She said the board of directors hasn’t decided what it will do. She said keeping a building in Freeborn County is a priority, but decisions have not been made. It is also unclear whether she or members of her staff will have jobs after the merger. She and the board of directors must meet and talk with the two nearby CAPs.

About two thirds of South Central’s $300,000 2003-04 budget has been cut.

A $55,000 cut to its housing program has already led them to shut down their transitional housing program, which provides apartments with rent assistance. Their shelter almost closed in July, and now has enough funding to run until December, thanks to donations. But case work and counseling that helps people to become more self-sufficient has been cut to practically nothing. Some of the funding loss resulted from spending money they expected but did not get, as was the case with their housing program.
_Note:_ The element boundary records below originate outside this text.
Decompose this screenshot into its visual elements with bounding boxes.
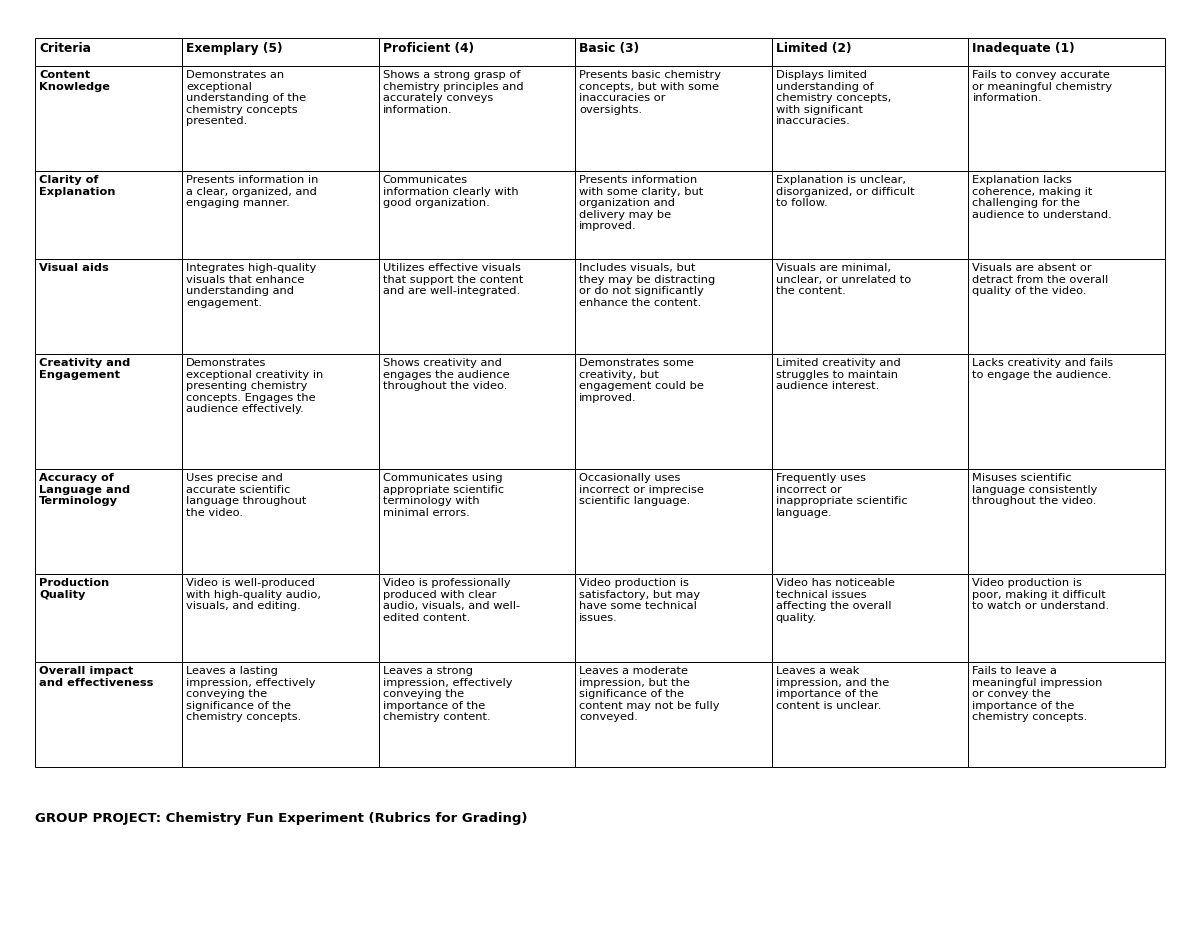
Text: Presents information in
a clear, organized, and
engaging manner.: Presents information in a clear, organiz… [186,175,318,209]
Bar [968,354,1165,469]
Bar [575,662,772,767]
Text: Visuals are absent or
detract from the overall
quality of the video.: Visuals are absent or detract from the o… [972,263,1109,297]
Bar [968,574,1165,662]
Text: Video has noticeable
technical issues
affecting the overall
quality.: Video has noticeable technical issues af… [775,578,895,623]
Bar [35,574,182,662]
Bar [378,259,575,354]
Text: Exemplary (5): Exemplary (5) [186,42,282,55]
Text: Fails to leave a
meaningful impression
or convey the
importance of the
chemistry: Fails to leave a meaningful impression o… [972,666,1103,722]
Bar [772,259,968,354]
Text: Leaves a strong
impression, effectively
conveying the
importance of the
chemistr: Leaves a strong impression, effectively … [383,666,512,722]
Text: Inadequate (1): Inadequate (1) [972,42,1075,55]
Bar [378,662,575,767]
Text: Misuses scientific
language consistently
throughout the video.: Misuses scientific language consistently… [972,473,1098,506]
Bar [575,171,772,259]
Bar [35,171,182,259]
Text: Overall impact
and effectiveness: Overall impact and effectiveness [38,666,154,688]
Text: Fails to convey accurate
or meaningful chemistry
information.: Fails to convey accurate or meaningful c… [972,70,1112,103]
Text: GROUP PROJECT: Chemistry Fun Experiment (Rubrics for Grading): GROUP PROJECT: Chemistry Fun Experiment … [35,812,528,825]
Text: Communicates using
appropriate scientific
terminology with
minimal errors.: Communicates using appropriate scientifi… [383,473,504,518]
Bar [35,66,182,171]
Bar [772,66,968,171]
Text: Criteria: Criteria [38,42,91,55]
Bar [772,469,968,574]
Text: Basic (3): Basic (3) [580,42,640,55]
Bar [968,469,1165,574]
Bar [575,259,772,354]
Text: Creativity and
Engagement: Creativity and Engagement [38,358,131,379]
Text: Leaves a moderate
impression, but the
significance of the
content may not be ful: Leaves a moderate impression, but the si… [580,666,720,722]
Bar [968,662,1165,767]
Bar [182,66,378,171]
Bar [968,259,1165,354]
Bar [182,354,378,469]
Text: Clarity of
Explanation: Clarity of Explanation [38,175,115,197]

The recent budget woes started in February when the state removed $45,000 in funding that had already been allocated. In June, South Central, like all Minnesota CAPs, received a 53 percent cut from its funding that helped pay for operating costs and programs. For SCCAP that amounted to $36,000.

One group they may merge with is the Southeast Minnesota Citizen’s Action Council, a CAP of six counties. Its executive director, Bruce Hartert, said his organization has had to cut hours and personnel, but said if there’s a significant decrease in federal funding, he’ll have to cut back services. So far he said cuts have been on the backs of his employees.

He expects federal cuts given the climate in cutbacks currently in the country. He didn’t know whether his group would be able to absorb SCCAP.

Gary Hird, a managing attorney for Southern Minnesota Regional Legal Services, a group that works with the poor, said the funding loss is disappointing. He expects a merger with multi-county CAPs to affect Freeborn county negatively, since it will lose local control and won’t be able to make decisions that are always best for Freeborn County.